Exam revision, no solutions to check answers against.

Hi Everyone,

I am currently studying for an exam (on semi conductors) and have come across a question that I can not complete, nor do I know if what I have done so far is correct.

The lecturer will not give us solutions for tutorial questions or past exams, so I have no way of checking my answers. Many of the exam questions are taken from our text book, however this one does not appear to have come from there.

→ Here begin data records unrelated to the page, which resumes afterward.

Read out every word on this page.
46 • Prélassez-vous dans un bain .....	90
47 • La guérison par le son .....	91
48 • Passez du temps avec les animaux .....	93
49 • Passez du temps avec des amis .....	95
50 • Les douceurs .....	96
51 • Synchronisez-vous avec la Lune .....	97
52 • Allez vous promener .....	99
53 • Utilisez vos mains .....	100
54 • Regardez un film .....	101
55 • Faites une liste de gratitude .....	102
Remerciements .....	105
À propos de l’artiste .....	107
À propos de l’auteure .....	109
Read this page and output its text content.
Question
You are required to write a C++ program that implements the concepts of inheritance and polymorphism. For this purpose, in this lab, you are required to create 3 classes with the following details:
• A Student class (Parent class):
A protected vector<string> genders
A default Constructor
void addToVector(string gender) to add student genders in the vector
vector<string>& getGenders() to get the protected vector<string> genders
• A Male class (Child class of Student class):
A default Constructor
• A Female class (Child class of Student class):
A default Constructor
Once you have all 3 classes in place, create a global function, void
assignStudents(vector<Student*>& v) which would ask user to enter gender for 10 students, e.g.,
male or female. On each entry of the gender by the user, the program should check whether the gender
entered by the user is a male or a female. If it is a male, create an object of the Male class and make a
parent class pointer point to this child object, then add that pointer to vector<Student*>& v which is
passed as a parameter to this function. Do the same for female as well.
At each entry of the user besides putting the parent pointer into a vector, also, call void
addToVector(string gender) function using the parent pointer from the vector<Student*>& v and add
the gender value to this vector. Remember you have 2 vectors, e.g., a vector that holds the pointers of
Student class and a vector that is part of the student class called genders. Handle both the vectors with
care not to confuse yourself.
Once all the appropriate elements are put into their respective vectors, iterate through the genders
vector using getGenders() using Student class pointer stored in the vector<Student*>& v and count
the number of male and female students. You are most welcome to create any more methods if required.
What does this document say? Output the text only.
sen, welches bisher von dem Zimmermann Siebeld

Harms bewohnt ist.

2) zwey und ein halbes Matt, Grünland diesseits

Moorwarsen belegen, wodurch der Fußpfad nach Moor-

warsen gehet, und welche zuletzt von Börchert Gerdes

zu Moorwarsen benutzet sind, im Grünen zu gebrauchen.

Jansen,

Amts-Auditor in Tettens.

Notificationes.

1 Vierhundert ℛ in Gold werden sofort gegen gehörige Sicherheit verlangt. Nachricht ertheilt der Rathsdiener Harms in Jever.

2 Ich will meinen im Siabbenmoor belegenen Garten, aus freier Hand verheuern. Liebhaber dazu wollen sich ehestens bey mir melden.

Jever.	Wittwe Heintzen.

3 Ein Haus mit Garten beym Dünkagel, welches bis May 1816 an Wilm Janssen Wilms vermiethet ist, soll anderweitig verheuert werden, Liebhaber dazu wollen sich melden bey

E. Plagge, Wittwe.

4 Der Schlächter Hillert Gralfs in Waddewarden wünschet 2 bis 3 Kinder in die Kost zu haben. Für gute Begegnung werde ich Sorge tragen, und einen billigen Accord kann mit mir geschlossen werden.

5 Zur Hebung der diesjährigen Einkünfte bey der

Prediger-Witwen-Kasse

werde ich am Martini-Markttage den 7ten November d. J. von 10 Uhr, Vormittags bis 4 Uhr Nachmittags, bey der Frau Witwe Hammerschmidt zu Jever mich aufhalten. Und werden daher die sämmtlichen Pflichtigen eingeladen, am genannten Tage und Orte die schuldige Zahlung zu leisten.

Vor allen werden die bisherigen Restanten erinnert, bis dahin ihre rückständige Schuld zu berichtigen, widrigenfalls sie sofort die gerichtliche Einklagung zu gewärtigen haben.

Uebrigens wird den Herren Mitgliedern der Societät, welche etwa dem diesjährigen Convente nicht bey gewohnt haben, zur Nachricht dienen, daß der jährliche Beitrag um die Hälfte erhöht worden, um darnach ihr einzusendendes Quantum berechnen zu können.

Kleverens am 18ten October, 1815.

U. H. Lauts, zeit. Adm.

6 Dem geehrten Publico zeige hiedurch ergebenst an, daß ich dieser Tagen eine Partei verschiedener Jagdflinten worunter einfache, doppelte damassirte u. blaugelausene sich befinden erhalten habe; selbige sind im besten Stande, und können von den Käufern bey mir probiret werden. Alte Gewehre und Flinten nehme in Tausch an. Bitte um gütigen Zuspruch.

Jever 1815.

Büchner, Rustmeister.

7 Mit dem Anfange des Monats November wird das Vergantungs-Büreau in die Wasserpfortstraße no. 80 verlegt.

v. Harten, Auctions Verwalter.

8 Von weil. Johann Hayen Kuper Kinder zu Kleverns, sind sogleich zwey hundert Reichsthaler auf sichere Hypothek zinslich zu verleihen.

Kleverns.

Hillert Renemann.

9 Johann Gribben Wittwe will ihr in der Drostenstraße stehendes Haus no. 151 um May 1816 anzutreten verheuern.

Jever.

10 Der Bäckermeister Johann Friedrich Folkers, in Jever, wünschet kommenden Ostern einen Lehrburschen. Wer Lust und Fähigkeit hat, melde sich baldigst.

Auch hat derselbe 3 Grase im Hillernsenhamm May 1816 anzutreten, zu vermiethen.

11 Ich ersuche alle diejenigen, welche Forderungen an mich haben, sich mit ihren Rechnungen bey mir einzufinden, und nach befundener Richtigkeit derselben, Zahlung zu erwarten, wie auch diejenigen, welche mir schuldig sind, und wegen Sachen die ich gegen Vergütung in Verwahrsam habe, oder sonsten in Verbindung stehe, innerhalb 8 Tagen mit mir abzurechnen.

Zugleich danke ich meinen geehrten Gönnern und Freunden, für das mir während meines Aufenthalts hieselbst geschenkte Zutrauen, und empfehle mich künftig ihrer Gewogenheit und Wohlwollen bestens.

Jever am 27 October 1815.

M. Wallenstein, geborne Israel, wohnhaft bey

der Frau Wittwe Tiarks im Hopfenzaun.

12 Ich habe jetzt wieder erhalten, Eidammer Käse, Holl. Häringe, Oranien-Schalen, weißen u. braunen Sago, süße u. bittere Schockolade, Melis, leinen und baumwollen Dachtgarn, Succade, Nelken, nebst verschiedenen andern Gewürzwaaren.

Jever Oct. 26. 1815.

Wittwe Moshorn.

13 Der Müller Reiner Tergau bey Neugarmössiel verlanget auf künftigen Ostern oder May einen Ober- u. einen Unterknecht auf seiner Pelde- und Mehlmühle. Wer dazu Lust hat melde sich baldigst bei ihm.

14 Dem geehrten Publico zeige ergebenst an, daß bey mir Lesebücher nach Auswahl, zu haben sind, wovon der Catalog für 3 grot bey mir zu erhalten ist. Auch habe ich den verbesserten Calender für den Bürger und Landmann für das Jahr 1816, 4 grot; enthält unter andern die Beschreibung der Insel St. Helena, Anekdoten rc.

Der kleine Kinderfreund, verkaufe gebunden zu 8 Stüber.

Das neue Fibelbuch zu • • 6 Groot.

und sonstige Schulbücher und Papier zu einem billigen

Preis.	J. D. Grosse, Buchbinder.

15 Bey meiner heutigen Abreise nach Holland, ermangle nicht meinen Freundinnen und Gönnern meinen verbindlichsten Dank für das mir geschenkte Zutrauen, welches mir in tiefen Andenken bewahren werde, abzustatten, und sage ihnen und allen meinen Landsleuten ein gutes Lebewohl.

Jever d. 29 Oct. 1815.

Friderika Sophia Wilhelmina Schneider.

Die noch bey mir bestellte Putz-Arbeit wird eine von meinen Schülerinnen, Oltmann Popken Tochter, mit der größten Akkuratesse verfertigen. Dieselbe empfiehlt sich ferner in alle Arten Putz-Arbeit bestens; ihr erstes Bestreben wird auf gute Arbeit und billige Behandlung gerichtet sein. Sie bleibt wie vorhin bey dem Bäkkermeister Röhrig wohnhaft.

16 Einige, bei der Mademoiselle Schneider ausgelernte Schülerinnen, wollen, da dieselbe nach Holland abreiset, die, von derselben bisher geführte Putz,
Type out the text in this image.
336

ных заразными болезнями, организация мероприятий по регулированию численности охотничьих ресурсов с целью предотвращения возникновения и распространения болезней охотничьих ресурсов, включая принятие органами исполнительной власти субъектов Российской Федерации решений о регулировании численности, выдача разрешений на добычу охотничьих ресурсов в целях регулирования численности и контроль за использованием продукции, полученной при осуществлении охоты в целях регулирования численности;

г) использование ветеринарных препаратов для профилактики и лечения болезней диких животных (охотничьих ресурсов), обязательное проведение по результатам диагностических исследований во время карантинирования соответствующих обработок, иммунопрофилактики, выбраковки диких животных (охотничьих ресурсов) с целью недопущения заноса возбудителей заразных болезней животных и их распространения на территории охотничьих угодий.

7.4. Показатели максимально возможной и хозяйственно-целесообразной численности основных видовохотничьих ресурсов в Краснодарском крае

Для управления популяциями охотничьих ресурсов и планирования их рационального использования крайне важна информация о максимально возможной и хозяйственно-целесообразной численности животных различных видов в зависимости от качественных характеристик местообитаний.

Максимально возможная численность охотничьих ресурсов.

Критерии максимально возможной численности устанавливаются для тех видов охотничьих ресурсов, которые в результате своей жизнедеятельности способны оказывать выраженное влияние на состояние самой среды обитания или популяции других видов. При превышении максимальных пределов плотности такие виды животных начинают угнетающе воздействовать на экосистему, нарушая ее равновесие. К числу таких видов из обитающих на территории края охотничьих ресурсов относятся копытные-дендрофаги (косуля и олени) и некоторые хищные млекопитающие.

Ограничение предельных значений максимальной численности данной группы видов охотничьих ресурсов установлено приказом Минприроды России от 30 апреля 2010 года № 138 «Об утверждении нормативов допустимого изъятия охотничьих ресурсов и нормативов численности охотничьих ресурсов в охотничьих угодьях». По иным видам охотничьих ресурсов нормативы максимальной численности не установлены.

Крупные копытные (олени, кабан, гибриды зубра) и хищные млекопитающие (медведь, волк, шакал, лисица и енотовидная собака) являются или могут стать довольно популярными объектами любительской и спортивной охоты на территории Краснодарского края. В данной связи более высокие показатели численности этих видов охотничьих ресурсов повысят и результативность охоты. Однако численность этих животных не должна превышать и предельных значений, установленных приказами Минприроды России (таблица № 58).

What is the power dissipation in the zener diode (Vzener = 15V, rz=0) in this circuit for:
a) RL = ∞
b) RL = 75 Ω
c) RL = 50 Ω

Click to expand...

My solutions:
a) RL = ∞ = open circuit
so V(150Ω) = 50 -15 = 35V
Id = 35/150Ω = 200mA
P = VI = 35V*200mA = 3.5W

b)
Approach 1:
It = I total
I2 = current through RL

L1: 50V = It*150Ω + 15V
L2: 50V = It*150Ω + I2*75Ω
It*150Ω + 15V = It*150Ω + I2*75Ω
15V = I2*75Ω
I2 = 15/75 = 1/5 = 200mA Alarm bells! surely this can't be right?

Approach 2:
V2 = Vt*(rz//RL) / (150Ω + (rz//RL)) Voltage divider rule
15V = 50V*(rz//75Ω) / (150Ω + (rz//75Ω))
50*(rz//75Ω) = 2250 +15*(rz//75Ω)
35(rz//75Ω) = 2250
(rz//75Ω) = 64.28
rz = 0.0155 Alarm bells! surely this can't be right? rz should be 0

c)

Same as b).

I am completely lost, a prod in the right direction would be much appreciated.

I would first work out what the voltage at the 150R/RL junction would be without the zener connected. If it's >15V, then the zener is conducting; the current through RL is then 15/RL & the current through the zener is (50-15)/150 less the current through RL. If the voltage at the resistor junction would be <15V, then the zener would not conduct & therefore has no power dissipation.

Thanks for that Doug, I am getting much nicer results now!

I would read the question more carefully. It asks for the power in the zener.